MERT SAYAN – HABER MERKEZİ
İngiltere’nin İsrail ile ticaret anlaşmasını askıya alma kararı, uluslararası arenada geniş yankı uyandırdı. Kararın, sembolik değeri yüksek ancak somut etkileri sınırlı bir adım olarak değerlendirilmesi dikkat çekerken, Avrupa genelinde benzer uygulamaların gündeme gelmesi ise pek olası görünmüyor. İsrail’e yönelik eleştiriler artarken, bu çıkışların kamuoyunun vicdanını rahatlatmaya yönelik sembolik tavırlar olmaktan öteye geçip geçemeyeceği tartışma konusu oldu.

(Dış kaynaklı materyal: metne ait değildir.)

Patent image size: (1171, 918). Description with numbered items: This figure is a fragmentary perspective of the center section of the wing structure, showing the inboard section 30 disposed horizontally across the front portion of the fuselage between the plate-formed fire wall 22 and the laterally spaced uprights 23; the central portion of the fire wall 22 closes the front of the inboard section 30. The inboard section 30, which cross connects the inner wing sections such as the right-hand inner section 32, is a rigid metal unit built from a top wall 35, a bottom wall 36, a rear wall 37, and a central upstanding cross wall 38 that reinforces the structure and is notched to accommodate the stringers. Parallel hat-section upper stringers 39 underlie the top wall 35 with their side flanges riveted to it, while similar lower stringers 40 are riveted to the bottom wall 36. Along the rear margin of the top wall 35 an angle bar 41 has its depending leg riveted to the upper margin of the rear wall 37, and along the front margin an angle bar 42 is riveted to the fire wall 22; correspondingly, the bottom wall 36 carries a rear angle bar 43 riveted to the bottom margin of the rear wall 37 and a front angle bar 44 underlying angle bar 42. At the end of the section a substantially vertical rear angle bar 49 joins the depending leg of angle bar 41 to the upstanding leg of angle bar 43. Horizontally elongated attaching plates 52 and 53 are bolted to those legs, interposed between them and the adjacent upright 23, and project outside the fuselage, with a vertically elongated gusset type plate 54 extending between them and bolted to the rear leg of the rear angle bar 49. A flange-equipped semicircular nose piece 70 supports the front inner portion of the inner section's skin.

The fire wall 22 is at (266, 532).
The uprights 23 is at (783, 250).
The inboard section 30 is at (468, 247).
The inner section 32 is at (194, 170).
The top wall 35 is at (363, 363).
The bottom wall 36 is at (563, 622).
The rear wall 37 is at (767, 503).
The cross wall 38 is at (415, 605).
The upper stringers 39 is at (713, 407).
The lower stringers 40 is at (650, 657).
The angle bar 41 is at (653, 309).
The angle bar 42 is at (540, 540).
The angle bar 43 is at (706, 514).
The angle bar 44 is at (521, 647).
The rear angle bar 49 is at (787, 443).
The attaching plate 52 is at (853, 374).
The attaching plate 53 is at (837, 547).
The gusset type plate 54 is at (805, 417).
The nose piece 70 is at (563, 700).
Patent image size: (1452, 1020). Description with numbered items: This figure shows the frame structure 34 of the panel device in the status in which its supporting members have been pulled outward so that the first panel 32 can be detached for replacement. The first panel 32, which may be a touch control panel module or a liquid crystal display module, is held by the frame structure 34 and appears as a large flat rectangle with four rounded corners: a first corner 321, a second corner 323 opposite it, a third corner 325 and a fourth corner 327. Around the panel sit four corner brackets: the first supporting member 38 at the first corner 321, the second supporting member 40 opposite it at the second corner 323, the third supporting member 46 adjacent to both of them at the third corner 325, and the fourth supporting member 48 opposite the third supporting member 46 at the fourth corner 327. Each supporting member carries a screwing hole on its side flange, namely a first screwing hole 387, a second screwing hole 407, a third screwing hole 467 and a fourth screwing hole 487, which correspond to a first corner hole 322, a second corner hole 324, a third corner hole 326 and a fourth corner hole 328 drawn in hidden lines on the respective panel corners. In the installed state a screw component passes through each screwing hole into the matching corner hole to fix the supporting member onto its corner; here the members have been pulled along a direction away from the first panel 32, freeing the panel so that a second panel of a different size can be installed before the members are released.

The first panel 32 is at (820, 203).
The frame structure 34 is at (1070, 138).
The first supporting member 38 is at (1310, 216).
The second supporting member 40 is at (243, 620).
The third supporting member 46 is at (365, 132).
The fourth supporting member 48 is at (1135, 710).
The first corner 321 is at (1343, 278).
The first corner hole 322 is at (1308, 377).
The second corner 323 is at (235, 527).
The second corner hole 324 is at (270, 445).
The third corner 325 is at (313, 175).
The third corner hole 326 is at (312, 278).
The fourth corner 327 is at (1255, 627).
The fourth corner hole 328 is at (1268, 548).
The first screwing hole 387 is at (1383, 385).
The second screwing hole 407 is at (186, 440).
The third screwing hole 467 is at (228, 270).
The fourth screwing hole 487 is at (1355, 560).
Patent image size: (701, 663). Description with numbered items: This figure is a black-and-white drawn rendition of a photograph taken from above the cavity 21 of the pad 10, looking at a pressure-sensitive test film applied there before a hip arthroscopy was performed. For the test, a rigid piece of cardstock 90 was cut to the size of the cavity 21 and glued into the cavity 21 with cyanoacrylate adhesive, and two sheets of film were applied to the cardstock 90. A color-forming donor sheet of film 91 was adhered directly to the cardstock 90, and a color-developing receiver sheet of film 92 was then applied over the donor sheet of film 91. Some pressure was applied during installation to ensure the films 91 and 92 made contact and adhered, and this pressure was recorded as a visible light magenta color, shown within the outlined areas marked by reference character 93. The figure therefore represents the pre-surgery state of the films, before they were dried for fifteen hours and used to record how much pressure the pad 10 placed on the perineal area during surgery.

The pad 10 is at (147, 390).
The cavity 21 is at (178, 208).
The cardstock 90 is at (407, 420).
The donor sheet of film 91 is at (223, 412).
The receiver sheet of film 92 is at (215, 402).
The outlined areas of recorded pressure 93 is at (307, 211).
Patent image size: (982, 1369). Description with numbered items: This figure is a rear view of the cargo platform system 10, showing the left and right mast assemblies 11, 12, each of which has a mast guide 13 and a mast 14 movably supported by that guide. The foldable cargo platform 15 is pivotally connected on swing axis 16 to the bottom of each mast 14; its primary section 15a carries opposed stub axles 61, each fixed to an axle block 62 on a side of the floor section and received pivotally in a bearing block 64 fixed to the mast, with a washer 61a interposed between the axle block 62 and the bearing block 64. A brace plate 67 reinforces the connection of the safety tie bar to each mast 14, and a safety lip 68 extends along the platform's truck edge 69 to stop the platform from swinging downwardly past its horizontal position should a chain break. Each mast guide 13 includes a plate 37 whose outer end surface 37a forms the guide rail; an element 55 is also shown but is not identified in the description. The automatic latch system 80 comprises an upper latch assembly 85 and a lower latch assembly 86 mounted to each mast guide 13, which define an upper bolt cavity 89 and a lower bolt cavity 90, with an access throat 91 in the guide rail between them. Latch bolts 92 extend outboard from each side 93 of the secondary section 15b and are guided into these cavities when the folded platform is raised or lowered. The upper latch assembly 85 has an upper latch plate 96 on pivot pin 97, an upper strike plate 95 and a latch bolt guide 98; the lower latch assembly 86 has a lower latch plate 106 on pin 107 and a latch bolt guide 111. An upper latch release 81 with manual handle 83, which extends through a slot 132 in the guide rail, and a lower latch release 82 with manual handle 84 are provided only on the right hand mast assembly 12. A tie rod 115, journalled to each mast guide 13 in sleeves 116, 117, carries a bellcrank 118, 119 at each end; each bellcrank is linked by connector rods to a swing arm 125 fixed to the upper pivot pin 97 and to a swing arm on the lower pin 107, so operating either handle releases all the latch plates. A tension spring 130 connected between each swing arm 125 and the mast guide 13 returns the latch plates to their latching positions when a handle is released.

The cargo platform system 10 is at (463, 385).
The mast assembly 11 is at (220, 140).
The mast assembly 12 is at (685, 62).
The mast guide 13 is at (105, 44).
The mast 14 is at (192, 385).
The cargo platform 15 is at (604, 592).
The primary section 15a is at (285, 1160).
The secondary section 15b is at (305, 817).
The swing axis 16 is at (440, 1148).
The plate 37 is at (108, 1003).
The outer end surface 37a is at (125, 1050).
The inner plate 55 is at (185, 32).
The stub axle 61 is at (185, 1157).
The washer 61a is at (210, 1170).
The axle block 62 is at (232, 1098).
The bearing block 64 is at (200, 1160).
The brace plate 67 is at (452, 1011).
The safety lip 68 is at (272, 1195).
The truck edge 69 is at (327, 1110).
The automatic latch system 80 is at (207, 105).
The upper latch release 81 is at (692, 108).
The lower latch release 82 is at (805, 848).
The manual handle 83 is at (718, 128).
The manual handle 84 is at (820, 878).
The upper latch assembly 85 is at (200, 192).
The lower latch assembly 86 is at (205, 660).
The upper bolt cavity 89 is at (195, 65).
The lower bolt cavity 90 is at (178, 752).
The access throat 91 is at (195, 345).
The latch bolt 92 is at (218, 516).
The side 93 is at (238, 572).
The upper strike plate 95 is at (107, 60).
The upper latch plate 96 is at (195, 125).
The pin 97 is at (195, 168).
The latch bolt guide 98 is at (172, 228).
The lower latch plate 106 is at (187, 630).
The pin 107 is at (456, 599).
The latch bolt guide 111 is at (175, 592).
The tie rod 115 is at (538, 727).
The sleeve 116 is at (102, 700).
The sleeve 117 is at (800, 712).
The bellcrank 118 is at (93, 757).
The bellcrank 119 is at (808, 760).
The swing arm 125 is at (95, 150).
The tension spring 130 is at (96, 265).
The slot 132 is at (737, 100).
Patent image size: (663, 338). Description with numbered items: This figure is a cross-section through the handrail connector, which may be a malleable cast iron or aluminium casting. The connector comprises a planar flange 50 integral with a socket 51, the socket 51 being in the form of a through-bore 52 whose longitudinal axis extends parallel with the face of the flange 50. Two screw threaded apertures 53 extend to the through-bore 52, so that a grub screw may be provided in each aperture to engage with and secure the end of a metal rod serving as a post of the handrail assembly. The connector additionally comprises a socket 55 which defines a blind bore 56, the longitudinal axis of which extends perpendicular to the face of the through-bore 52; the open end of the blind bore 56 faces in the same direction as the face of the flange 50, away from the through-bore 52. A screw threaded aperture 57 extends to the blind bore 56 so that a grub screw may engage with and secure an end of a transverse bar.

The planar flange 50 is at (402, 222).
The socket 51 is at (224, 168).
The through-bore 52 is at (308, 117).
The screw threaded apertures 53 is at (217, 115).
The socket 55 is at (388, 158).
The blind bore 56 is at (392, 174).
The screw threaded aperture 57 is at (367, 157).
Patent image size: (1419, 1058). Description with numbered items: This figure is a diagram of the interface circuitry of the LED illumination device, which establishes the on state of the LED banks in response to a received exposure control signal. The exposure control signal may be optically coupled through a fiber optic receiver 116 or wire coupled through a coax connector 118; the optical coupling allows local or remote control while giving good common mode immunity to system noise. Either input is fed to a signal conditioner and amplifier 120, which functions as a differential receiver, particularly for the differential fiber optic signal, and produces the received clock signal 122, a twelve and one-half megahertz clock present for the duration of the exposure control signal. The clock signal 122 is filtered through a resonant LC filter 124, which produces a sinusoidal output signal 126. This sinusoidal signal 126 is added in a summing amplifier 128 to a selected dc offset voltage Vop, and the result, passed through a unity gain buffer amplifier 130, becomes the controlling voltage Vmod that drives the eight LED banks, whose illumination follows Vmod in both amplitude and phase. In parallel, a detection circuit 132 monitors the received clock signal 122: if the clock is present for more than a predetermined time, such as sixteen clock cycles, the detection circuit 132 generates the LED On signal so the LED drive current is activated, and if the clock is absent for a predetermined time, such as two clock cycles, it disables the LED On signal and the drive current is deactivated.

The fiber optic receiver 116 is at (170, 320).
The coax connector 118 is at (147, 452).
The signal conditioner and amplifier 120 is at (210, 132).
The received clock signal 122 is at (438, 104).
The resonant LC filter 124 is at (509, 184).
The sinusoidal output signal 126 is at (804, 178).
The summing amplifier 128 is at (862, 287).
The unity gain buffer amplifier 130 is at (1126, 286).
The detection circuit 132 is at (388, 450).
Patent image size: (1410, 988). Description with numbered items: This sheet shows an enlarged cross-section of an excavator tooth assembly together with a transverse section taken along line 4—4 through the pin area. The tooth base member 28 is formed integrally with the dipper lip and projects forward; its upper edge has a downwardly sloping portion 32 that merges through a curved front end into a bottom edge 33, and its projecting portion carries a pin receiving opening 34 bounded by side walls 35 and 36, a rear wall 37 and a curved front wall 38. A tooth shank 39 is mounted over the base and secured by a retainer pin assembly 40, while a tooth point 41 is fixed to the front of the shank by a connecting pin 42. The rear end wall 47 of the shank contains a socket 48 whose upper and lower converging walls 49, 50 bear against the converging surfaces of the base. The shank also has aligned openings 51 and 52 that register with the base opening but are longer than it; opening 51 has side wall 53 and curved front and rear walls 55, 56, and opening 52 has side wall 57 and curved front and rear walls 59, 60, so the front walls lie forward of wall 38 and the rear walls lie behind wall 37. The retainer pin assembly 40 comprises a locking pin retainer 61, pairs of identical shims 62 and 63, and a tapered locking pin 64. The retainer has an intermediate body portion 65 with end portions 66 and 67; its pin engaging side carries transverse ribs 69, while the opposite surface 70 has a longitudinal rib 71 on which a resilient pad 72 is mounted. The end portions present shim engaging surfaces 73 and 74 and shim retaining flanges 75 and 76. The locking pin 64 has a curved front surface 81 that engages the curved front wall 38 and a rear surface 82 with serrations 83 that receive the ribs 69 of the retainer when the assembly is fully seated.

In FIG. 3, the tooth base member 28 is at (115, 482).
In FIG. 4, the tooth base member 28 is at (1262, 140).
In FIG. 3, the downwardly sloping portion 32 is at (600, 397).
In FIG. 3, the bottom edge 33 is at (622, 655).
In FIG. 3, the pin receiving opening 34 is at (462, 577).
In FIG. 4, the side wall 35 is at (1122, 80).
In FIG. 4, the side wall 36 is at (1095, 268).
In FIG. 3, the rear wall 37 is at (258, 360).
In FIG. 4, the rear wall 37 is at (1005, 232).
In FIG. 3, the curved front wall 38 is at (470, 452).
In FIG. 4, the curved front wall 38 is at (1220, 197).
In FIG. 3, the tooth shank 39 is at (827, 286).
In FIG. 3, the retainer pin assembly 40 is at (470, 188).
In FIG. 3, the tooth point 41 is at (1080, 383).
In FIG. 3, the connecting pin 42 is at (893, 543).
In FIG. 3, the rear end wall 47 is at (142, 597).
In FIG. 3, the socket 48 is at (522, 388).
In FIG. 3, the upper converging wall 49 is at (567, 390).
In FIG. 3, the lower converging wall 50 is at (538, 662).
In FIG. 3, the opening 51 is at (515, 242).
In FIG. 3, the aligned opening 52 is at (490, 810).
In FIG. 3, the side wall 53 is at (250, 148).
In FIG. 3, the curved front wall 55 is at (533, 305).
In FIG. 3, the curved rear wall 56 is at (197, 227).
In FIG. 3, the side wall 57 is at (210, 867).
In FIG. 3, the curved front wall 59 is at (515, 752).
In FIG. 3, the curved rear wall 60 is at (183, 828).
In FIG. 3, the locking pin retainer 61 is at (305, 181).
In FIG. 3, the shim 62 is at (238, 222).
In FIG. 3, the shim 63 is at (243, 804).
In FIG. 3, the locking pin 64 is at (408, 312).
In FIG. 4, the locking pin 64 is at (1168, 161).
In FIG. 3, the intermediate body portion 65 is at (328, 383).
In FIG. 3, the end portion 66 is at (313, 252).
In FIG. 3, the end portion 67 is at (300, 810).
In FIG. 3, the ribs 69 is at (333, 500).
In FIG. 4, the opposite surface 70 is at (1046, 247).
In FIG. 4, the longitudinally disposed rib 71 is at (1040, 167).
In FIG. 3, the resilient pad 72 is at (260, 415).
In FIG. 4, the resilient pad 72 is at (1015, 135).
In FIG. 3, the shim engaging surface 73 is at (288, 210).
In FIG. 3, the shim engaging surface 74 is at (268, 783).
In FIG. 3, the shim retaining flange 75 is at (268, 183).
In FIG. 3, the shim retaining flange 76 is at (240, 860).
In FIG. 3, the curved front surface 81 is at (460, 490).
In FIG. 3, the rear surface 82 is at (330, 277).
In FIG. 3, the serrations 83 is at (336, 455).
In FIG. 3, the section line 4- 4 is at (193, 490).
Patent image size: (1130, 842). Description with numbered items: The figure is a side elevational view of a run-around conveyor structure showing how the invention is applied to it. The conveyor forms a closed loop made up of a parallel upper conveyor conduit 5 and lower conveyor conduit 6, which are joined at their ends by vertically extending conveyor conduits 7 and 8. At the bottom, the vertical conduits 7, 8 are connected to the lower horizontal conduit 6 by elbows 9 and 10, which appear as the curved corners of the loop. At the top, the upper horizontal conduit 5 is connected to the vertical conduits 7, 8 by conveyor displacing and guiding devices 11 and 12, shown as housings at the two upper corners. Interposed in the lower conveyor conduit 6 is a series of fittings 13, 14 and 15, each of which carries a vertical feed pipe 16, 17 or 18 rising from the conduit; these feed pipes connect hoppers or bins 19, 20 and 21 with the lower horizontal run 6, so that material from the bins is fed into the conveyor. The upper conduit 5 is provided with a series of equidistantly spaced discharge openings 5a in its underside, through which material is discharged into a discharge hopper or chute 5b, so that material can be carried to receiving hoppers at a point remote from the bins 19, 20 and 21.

Uluslararası İlişkiler Uzmanı Mehmet Emir Aksoy, İngiltere’nin İsrail ile ticaret anlaşmasını askıya alma kararını Samimi Haber’e değerlendirdi. Aksoy, bu adımın sembolik anlamı yüksek ancak stratejik karşılığı sınırlı bir hamle olduğunu vurguladı. Kararın kamuoyuna yönelik bir mesaj niteliği taşıdığını belirten Aksoy; “Reel politikanın sınırları da şekillendi. Ancak bu karar, Avrupa’nın geneli için bir emsal teşkil etmekten uzak duruyor” dedi.
“İSRAİL CİDDİ BİR ULUSLARARASI YAPTIRIMA MARUZ KALMAMIŞTIR”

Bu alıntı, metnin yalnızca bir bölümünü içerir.